G4S Justice Services is well placed to bid for contracts in those countries where the market is opening up. It is already well is the only private contributor to the work of the Dutch Ministry of Justice. The number of G4S Justice Services employees in the Netherlands is set to rise from 1,000 to 1,600 in the next 18 months with new operations coming on stream.
G4S currently has responsibility for operating a number of prisons as well as two ships housing detainees and will double the number to four over the next six months. In addition, a new prison for 350 men at Alphen aan den Rijn is nearing completion and will be managed by G4S Justice Services (Netherlands).
By far the largest scope for competition lies in the United States where there is a flourishing market in the provision and running of private prisons.
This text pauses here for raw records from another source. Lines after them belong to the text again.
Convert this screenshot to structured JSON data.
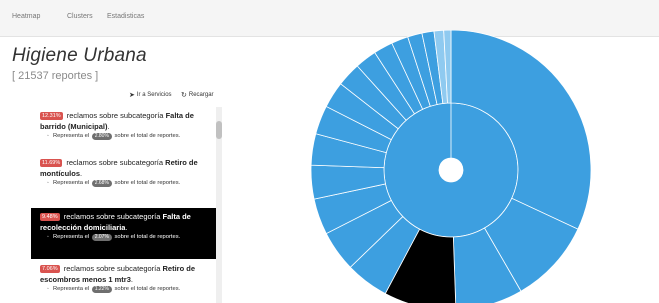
{
  "nav": {
    "items": [
      "Heatmap",
      "Clusters",
      "Estadisticas"
    ]
  },
  "header": {
    "title": "Higiene Urbana",
    "count": "[ 21537 reportes ]"
  },
  "actions": {
    "services_label": "Ir a Servicios",
    "reload_label": "Recargar"
  },
  "items": [
    {
      "pct": "12.31%",
      "text": "reclamos sobre subcategoría",
      "category": "Falta de barrido (Municipal)",
      "rep_before": "Representa el",
      "rep_value": "2.80%",
      "rep_after": "sobre el total de reportes.",
      "selected": false
    },
    {
      "pct": "11.69%",
      "text": "reclamos sobre subcategoría",
      "category": "Retiro de montículos",
      "rep_before": "Representa el",
      "rep_value": "2.68%",
      "rep_after": "sobre el total de reportes.",
      "selected": false
    },
    {
      "pct": "9.48%",
      "text": "reclamos sobre subcategoría",
      "category": "Falta de recolección domiciliaria",
      "rep_before": "Representa el",
      "rep_value": "2.07%",
      "rep_after": "sobre el total de reportes.",
      "selected": true
    },
    {
      "pct": "7.06%",
      "text": "reclamos sobre subcategoría",
      "category": "Retiro de escombros menos 1 mtr3",
      "rep_before": "Representa el",
      "rep_value": "1.22%",
      "rep_after": "sobre el total de reportes.",
      "selected": false
    }
  ],
  "colors": {
    "ring": "#3d9fe0",
    "highlight": "#000000",
    "border": "#ffffff",
    "badge_red": "#d9534f",
    "badge_gray": "#6f6f6f"
  }
}
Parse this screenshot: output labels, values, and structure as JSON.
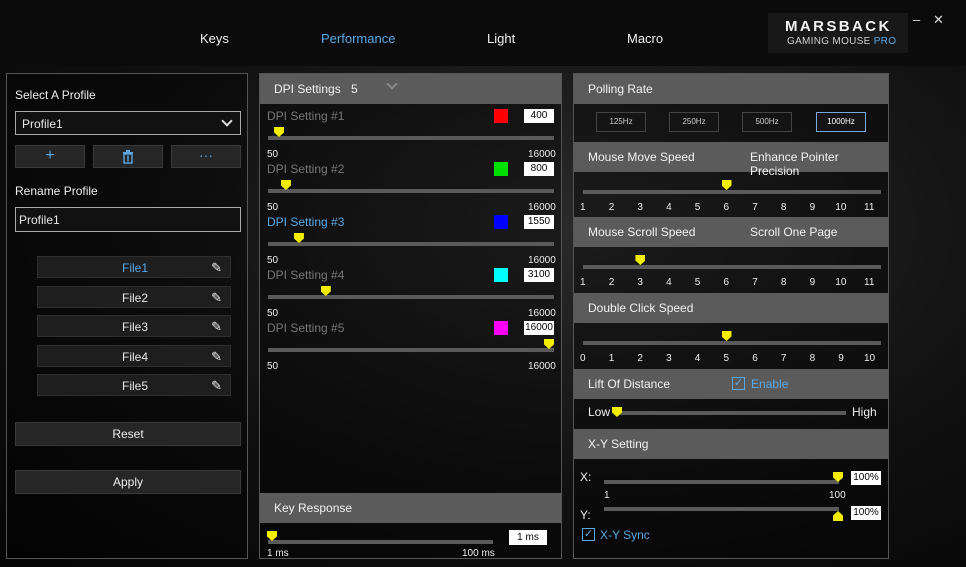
{
  "tabs": [
    "Keys",
    "Performance",
    "Light",
    "Macro"
  ],
  "brand": {
    "line1": "MARSBACK",
    "line2": "GAMING MOUSE",
    "line2_accent": "PRO"
  },
  "window": {
    "minimize": "–",
    "close": "✕"
  },
  "profile": {
    "select_label": "Select A Profile",
    "selected": "Profile1",
    "rename_label": "Rename Profile",
    "rename_value": "Profile1",
    "files": [
      "File1",
      "File2",
      "File3",
      "File4",
      "File5"
    ],
    "active_file": "File1",
    "reset": "Reset",
    "apply": "Apply",
    "more_label": "···"
  },
  "dpi": {
    "title": "DPI Settings",
    "count": "5",
    "min": "50",
    "max": "16000",
    "active_index": 2,
    "settings": [
      {
        "label": "DPI Setting #1",
        "value": "400",
        "color": "#ff0000"
      },
      {
        "label": "DPI Setting #2",
        "value": "800",
        "color": "#00e000"
      },
      {
        "label": "DPI Setting #3",
        "value": "1550",
        "color": "#0000ff"
      },
      {
        "label": "DPI Setting #4",
        "value": "3100",
        "color": "#00ffff"
      },
      {
        "label": "DPI Setting #5",
        "value": "16000",
        "color": "#ff00ff"
      }
    ]
  },
  "key_response": {
    "title": "Key Response",
    "value": "1 ms",
    "min": "1 ms",
    "max": "100 ms",
    "level": 0.0
  },
  "polling": {
    "title": "Polling Rate",
    "options": [
      "125Hz",
      "250Hz",
      "500Hz",
      "1000Hz"
    ],
    "selected": "1000Hz"
  },
  "move_speed": {
    "title": "Mouse Move Speed",
    "extra": "Enhance Pointer Precision",
    "ticks": [
      "1",
      "2",
      "3",
      "4",
      "5",
      "6",
      "7",
      "8",
      "9",
      "10",
      "11"
    ],
    "value": 6
  },
  "scroll_speed": {
    "title": "Mouse Scroll Speed",
    "extra": "Scroll One Page",
    "ticks": [
      "1",
      "2",
      "3",
      "4",
      "5",
      "6",
      "7",
      "8",
      "9",
      "10",
      "11"
    ],
    "value": 3
  },
  "double_click": {
    "title": "Double Click Speed",
    "ticks": [
      "0",
      "1",
      "2",
      "3",
      "4",
      "5",
      "6",
      "7",
      "8",
      "9",
      "10"
    ],
    "value": 5
  },
  "lod": {
    "title": "Lift Of Distance",
    "enable_label": "Enable",
    "enabled": true,
    "low": "Low",
    "high": "High",
    "level": 0.0
  },
  "xy": {
    "title": "X-Y Setting",
    "x_label": "X:",
    "y_label": "Y:",
    "x_value": "100%",
    "y_value": "100%",
    "min": "1",
    "max": "100",
    "sync_label": "X-Y Sync",
    "sync": true
  },
  "colors": {
    "accent": "#5aa8e6",
    "thumb": "#f2ee00",
    "header": "#5b5b5b"
  }
}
A majority of the 50 States now involve private enterprise in supplying prison places and G4S Justice Services is well established in this competitive field, running nine correctional youth facilities together with the acclaimed Street Smart programme which works in conjunction with Avon Park Youth Academy in rehabilitating young offenders.
Given that the US has the world’s largest proportional prison population, it is likely that the number of privately run custodial places will continue to multiply.
In 2004, the UK Government embarked on a programme of fundamental change to the existing structures of criminal justice.
Although 11 of the 139 prison establishments in England and Wales are already run by private companies, the proposed changes will open up the entire prison estate to possible competition. Following The Carter Report, which was commissioned in response to the steady rise in rates of re-offending, both the Prison and Probation Services were merged into the National Offender Management Service (NOMS).
Other changes recommended by the Report, if fully implemented, will be so far reaching that new legislation will be necessary, but the outcome could be of considerable importance to G4S Justice Services and other private bidders. Any prison or probation area deemed to be failing to meet standards and targets set by the Home Office would be vulnerable to competition. The watchword in this initiative is “value for money” and the successful bidder for any operation will need to demonstrate a capacity for efficiency as well as effectiveness.
There is scope, too, for a different level of input by the commercial sector. Probation areas will be required to look beyond existing providers of services – such as drug testing and electronic tagging – and to develop an open and wider approach to the commissioning of services from a range of private and voluntary sources. But, as in the expansion of private prison markets world wide, perhaps the wrong question is being asked.
Rather than a contract being awarded to the business running the most efficient, secure and humane enterprise, the crunch decider should be – who can deliver the greatest reduction in rates of reoffending? For it is this factor that will govern the future size of prison populations.
And the private company that can crack that one will surely have the ear of every government across the globe!